The rule stipulates that contractors involved in any renovation, repair or painting of homes, childcare facilities or schools built before 1978 must be trained and certified to prevent lead contamination while working. But since its effective date, the rule has encountered a few bumps in the road—some larger than others—that have kept it from moving forward smoothly.
The latest? Whether the rule should apply to commercial and public buildings in addition to residential dwellings. EPA is looking at this question as part of a settlement agreement made last August between the agency and several environmental and public-health advocacy groups, including the Sierra Club.

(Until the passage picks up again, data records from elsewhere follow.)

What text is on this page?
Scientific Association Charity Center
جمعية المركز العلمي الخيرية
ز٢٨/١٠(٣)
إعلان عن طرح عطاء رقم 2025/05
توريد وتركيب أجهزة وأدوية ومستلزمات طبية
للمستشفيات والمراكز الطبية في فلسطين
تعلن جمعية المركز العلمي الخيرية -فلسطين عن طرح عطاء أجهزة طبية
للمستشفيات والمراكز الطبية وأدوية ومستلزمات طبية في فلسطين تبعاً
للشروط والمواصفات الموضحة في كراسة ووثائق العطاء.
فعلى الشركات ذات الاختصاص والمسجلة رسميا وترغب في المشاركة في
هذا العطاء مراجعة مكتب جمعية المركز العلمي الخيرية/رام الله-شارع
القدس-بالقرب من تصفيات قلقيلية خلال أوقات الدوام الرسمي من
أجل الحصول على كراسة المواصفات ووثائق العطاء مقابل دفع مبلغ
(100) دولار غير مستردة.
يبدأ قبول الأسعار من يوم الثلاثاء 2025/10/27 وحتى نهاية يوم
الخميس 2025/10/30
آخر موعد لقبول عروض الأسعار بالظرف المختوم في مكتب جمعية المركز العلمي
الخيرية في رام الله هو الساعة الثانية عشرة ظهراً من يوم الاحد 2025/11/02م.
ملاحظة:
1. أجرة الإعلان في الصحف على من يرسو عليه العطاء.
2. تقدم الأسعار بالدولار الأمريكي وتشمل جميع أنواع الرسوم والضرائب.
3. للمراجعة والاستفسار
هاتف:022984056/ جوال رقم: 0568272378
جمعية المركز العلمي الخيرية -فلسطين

The agreement requires the EPA to issue work practice standards for renovation activities on the exterior of public buildings constructed before 1978. The agency also must evaluate whether renovation activities on the interior of non-residential buildings create lead-based paint hazards and, if so, propose standards there as well.
For exterior work, EPA must issue a rule by Dec. 15, 2011. For interior, the agency must consult with the EPA Scientific Advisory Board (SAB) by Sept. 30, 2011. If interior renovation activities are found to be hazardous, the EPA must issue a rule 18 months after receiving the SAB report.
EPA accepted public comment on these non-residential requirements until July 6. Among those responding was a coalition of 15 associations involved in commercial real estate, developing and contracting, such as the National Association of Home Builders and the Associated General Contractors of America (ACG).
The coalition urged the EPA to proceed carefully and to consider its legal authority under the Toxic Substances Control Act, which limits the agency’s authority to regulate certain RRP activities. “Among other things, EPA must complete a congressionally-mandated study of RRP activities in commercial and public buildings and the extent to which they create lead-based paint hazards before it can proceed with any regulations,” the coalition stated.
The group suggested that the EPA only has the legal authority to govern RRP activities when they create actual hazards; disturbance alone is not enough.
The coalition also noted that commercial and public buildings present “different patterns of exposure” to lead-based paint hazards than residential dwellings. It concluded that more study is needed to determine the economic impact of such regulations on the companies they would affect.
Meanwhile, the EPA is extending the comment period for the dust-wipe testing portion of the RRP rule. This part of the rule requires contractors to conduct lead-sample tests on surfaces inside and immediately outside their work areas and to send those samples to testing labs. Contractors already are coming out in opposition to this requirement, too, which they say would add significantly to their liability and costs.
Other “bumps” have come from housing groups, which have filed a lawsuit against the EPA for recently removing the rule’s opt-out provision. The provision allowed contractors to bypass extra prep, cleanup and recordkeeping steps, upon homeowners’ approval, in dwellings where no pregnant women or young children were present.
Another has come from the EPA itself, which has postponed the rule’s enforcement date until October to give contractors enough time to comply.